Drop that recipe book and listen up fellow foodies! Here’s an elegant, visually appealing dish guaranteed to scintillate your guest’s tastebuds – brought to you by a classy lady who knows how to knock ’em dead with her culinary expertise – Jane. No not this Jane, the other Jane. You know – the one who, in an effort to round up her wayward Dinner en Blanc wannabe guests, enticed us all to participate in a gentle afternoon soiree fueled with laughter, a menu to die for, a wine or six and all under the guise of a practice run for the actual event. Seven sighs of satisfaction, a joyous chorus of ‘This one’s going straight to the Blog!’  and here it is…

Burrata with Blood Orange, Coriander Seeds and Lavender Oil 

Need:

  • 2tbsp olive oil
  • 11/2 tsp clear runny honey
  • 3/4 tsp dried lavender
  • 1/2 small garlic clove, crushed
  • 1 tbsp coriander seeds, toasted
  • 2 blood oranges (320g) or 2 medium oranges
  • 4 burrata* balls (440g)
  • 5g basil or micro-basil leaves
  • coarse sea salt

Do:

  1. Place oil in small saucepan with honey, lavender, garlic and 3/4 tspn of salt.

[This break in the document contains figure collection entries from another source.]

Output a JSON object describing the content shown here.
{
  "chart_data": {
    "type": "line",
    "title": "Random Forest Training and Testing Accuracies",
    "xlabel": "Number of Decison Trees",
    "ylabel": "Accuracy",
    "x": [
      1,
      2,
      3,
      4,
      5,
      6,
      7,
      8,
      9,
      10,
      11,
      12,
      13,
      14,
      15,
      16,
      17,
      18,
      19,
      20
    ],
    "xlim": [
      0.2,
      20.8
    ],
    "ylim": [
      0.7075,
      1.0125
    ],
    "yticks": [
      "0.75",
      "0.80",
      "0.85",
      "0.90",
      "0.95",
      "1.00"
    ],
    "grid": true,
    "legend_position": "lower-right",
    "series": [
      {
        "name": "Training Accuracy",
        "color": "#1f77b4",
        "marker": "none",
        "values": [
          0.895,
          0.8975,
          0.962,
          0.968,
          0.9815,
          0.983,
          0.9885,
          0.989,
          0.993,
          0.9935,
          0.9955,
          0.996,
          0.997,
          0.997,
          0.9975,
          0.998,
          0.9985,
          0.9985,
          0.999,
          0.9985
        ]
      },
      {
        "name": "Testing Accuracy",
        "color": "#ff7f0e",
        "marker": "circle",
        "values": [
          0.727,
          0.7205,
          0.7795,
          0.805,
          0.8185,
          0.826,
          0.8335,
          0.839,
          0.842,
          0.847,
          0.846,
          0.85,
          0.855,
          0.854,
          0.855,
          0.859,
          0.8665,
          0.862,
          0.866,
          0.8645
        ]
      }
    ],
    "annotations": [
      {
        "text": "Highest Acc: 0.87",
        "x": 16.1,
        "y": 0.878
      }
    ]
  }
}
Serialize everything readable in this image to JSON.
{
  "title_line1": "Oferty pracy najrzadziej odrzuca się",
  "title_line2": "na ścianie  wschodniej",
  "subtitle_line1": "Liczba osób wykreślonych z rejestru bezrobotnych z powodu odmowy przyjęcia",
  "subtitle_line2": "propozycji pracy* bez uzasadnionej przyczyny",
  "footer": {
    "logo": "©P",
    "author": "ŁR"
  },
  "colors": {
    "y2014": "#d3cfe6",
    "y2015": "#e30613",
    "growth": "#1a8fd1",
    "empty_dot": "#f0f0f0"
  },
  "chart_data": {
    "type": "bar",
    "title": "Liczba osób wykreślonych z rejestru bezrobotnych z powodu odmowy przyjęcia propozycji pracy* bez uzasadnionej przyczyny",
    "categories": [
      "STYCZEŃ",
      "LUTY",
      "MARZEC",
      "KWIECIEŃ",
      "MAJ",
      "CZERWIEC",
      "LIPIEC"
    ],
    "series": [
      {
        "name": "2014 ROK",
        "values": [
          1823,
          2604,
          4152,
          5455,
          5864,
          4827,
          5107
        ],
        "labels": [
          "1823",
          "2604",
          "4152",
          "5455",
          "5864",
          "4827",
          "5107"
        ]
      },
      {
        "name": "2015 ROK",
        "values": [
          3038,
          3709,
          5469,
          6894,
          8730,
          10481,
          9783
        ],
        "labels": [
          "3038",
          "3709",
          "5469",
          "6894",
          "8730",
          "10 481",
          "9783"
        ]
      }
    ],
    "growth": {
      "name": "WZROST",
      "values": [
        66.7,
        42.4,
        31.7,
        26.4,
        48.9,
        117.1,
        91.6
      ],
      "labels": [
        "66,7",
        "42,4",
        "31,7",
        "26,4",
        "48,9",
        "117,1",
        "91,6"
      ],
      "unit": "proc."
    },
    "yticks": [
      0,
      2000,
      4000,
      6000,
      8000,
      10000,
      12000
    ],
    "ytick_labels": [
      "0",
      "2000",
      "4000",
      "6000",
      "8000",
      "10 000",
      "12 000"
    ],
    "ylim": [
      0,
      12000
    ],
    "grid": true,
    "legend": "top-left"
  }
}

Bring to a simmer on a medium-low heat and remove at once. Stir well and set aside until completely cool, then add coriander seeds.
  2. Use a small, sharp serrated knife to trim the tops and tails off the oranges. Cut down the sides of the oranges, following their natural curve, to remove skin and white pith. Slice into 8 rounds, 1cm thick, and remove the pips.

Serve:

  • Divide the orange slices between 4 plates, slightly overlapping and place a burrata ball alongside.
  • Spoon coriander seeds and lavender oil over the cheese and orange, top with torn basil leaves or micro basil left whole and serve.
  • For added flair, spoon the dressing at the table from a snazzy baby copper pan.

Burratas with blood orange

Thanks for the fabulous day Jane!

* Burrata (butter in Italian) is a fresh cheese made from mozzarella and cream. The outer shell is pure mozzarella while the softer inside is a mixture of mozzarella and cream, which starts to ooze when the ball is pulled apart. (recipe from the famous NOPI restaurants).